The gricean_pragmatics
project includes several scripts, algorithms, and metrics to evaluating LLMs’ pragmatic competence in multilingual settings
Naturalness:
Naturalness Metric Explanation:
- utterance_surprisal: The surprisal score for the given utterance.
- interpretation_a_surprisal: The surprisal score for interpretation (a) ("He is very smart").
- interpretation_b_surprisal: The surprisal score for interpretation (b) ("He is not smart at all").
The function calculates the absolute difference in surprisal scores between the utterance and each interpretation.
The output dictionary contains:
- difference_a: The difference between the utterance and interpretation (a).
- difference_b: The difference between the utterance and interpretation (b).
- preferred_interpretation: The interpretation with the smaller surprisal difference, indicating the LLM’s preferred implied meaning.
This function allows us to evaluate whether the LLMs show pragmatic sensitivity by comparing surprisal scores.
Sensitivity to different Shades of Meaning (SSM):
SSM metric Explanation:
- embedding_a: The embedding for the first sentence (e.g., "Alex was not unaware of the issue").
- embedding_b: The embedding for the second sentence (e.g., "Alex was slightly aware of the issue").
- embedding_c: The embedding for the third sentence (e.g., "Alex was aware of the issue").
The function computes cosine similarities between sentence pairs:
- similarity_ab: Similarity between sentence A and B.
- similarity_bc: Similarity between sentence B and C.
The function then ranks these similarities in descending order.
The output dictionary contains:
- similarity_ab: Cosine similarity between sentence A and B.
- similarity_bc: Cosine similarity between sentence B and C.
- ranking: The ranked list of similarities, indicating which sentence pair is more similar.
Pragmatic Reasoning Chains (PRC):
PRC metrics explanation
To evaluate the PRC metric, we define:
- Reasoning Step Prompts: These will be custom prompts based on formal reasoning steps that the LLM should follow.
- Expected Reasoning Steps: The correct reasoning steps according to formal pragmatics.
-
LLM Output Analysis: The comparison between the LLM's generated steps and the expected steps.
-
LLM Responses: These are the reasoning steps generated by the LLM when probed with specific prompts.
-
Expected Steps: These represent the correct reasoning steps based on formal pragmatics (e.g., deriving "not all" from "some").
-
Accuracy: The overall accuracy of the LLM’s responses is calculated as the proportion of correctly generated reasoning steps.
-
Step Scores: This array represents the correctness of each individual step (1.0 for correct, 0.0 for incorrect).
Additional Enhancements:
-
Partial Matching: You could implement a more sophisticated comparison, allowing partial credit for reasoning steps that are conceptually correct but not exactly matching the expected step.
-
Prompt Engineering: You can design prompts that explicitly probe each reasoning step, providing more granular control over the evaluation process.
-
Multilingual Capability: By altering the
expected_steps
andllm_responses
according to different languages, the function can evaluate PRC in a multilingual context.
This approach allows us to systematically evaluate how well LLMs follow complex pragmatic reasoning processes, aligning with formal pragmatic frameworks.

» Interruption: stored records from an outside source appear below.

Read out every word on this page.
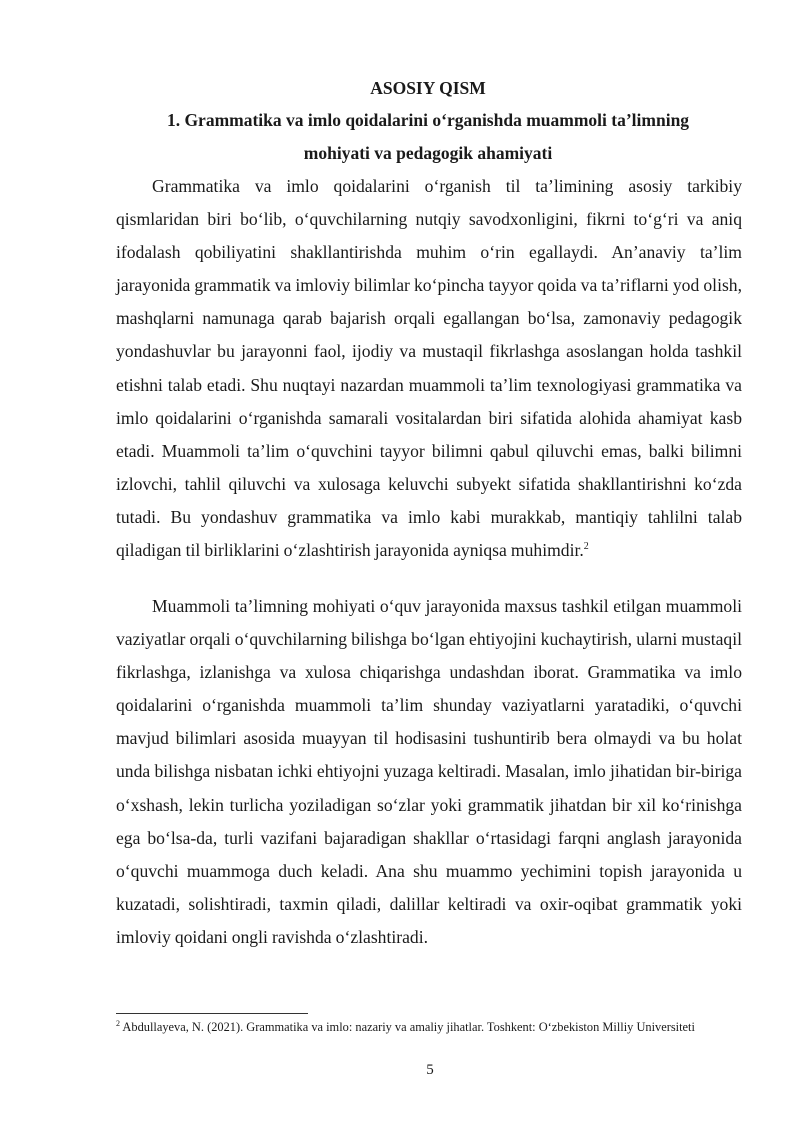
ASOSIY QISM
1. Grammatika va imlo qoidalarini o‘rganishda muammoli ta’limning
mohiyati va pedagogik ahamiyati

Grammatika va imlo qoidalarini o‘rganish til ta’limining asosiy tarkibiy qismlaridan biri bo‘lib, o‘quvchilarning nutqiy savodxonligini, fikrni to‘g‘ri va aniq ifodalash qobiliyatini shakllantirishda muhim o‘rin egallaydi. An’anaviy ta’lim jarayonida grammatik va imloviy bilimlar ko‘pincha tayyor qoida va ta’riflarni yod olish, mashqlarni namunaga qarab bajarish orqali egallangan bo‘lsa, zamonaviy pedagogik yondashuvlar bu jarayonni faol, ijodiy va mustaqil fikrlashga asoslangan holda tashkil etishni talab etadi. Shu nuqtayi nazardan muammoli ta’lim texnologiyasi grammatika va imlo qoidalarini o‘rganishda samarali vositalardan biri sifatida alohida ahamiyat kasb etadi. Muammoli ta’lim o‘quvchini tayyor bilimni qabul qiluvchi emas, balki bilimni izlovchi, tahlil qiluvchi va xulosaga keluvchi subyekt sifatida shakllantirishni ko‘zda tutadi. Bu yondashuv grammatika va imlo kabi murakkab, mantiqiy tahlilni talab qiladigan til birliklarini o‘zlashtirish jarayonida ayniqsa muhimdir.$^2$

Muammoli ta’limning mohiyati o‘quv jarayonida maxsus tashkil etilgan muammoli vaziyatlar orqali o‘quvchilarning bilishga bo‘lgan ehtiyojini kuchaytirish, ularni mustaqil fikrlashga, izlanishga va xulosa chiqarishga undashdan iborat. Grammatika va imlo qoidalarini o‘rganishda muammoli ta’lim shunday vaziyatlarni yaratadiki, o‘quvchi mavjud bilimlari asosida muayyan til hodisasini tushuntirib bera olmaydi va bu holat unda bilishga nisbatan ichki ehtiyojni yuzaga keltiradi. Masalan, imlo jihatidan bir-biriga o‘xshash, lekin turlicha yoziladigan so‘zlar yoki grammatik jihatdan bir xil ko‘rinishga ega bo‘lsa-da, turli vazifani bajaradigan shakllar o‘rtasidagi farqni anglash jarayonida o‘quvchi muammoga duch keladi. Ana shu muammo yechimini topish jarayonida u kuzatadi, solishtiradi, taxmin qiladi, dalillar keltiradi va oxir-oqibat grammatik yoki imloviy qoidani ongli ravishda o‘zlashtiradi.

$^2$ Abdullayeva, N. (2021). Grammatika va imlo: nazariy va amaliy jihatlar. Toshkent: O‘zbekiston Milliy Universiteti

5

Implicature Recovery Rate (IRR):
IRR metric Explanation:
-
successful_recoveries: The number of implicature errors that were successfully recovered by the LLM after introducing noise or ambiguity.
-
total_errors: The total number of implicature errors introduced during the evaluation.
The function calculates the IRR as the ratio of successful_recoveries to total_errors.
The output is a floating-point number representing the IRR, which can be interpreted as a percentage (e.g., 0.60 means 60% of implicatures were successfully recovered).
This function allows us to evaluate the robustness of LLMs in handling and resolving implicature-related ambiguities by measuring how well they can recover from initial errors.
Pragmatic Sensitivity Index (PSI):
PSI metric Explanation:
-
original_accuracy: The accuracy of the LLM's responses when provided with the original context.
-
changed_accuracy: The accuracy of the LLM's responses after subtle contextual changes, such as scrambling nouns or replacing key words with nonsense words.
The function calculates the PSI as the difference between original_accuracy and changed_accuracy.
A higher PSI indicates greater sensitivity to contextual changes, meaning the model's performance drops more when the context is altered.
This function allows us to evaluate how well LLMs can adjust to subtle shifts in context, reflecting their pragmatic sensitivity.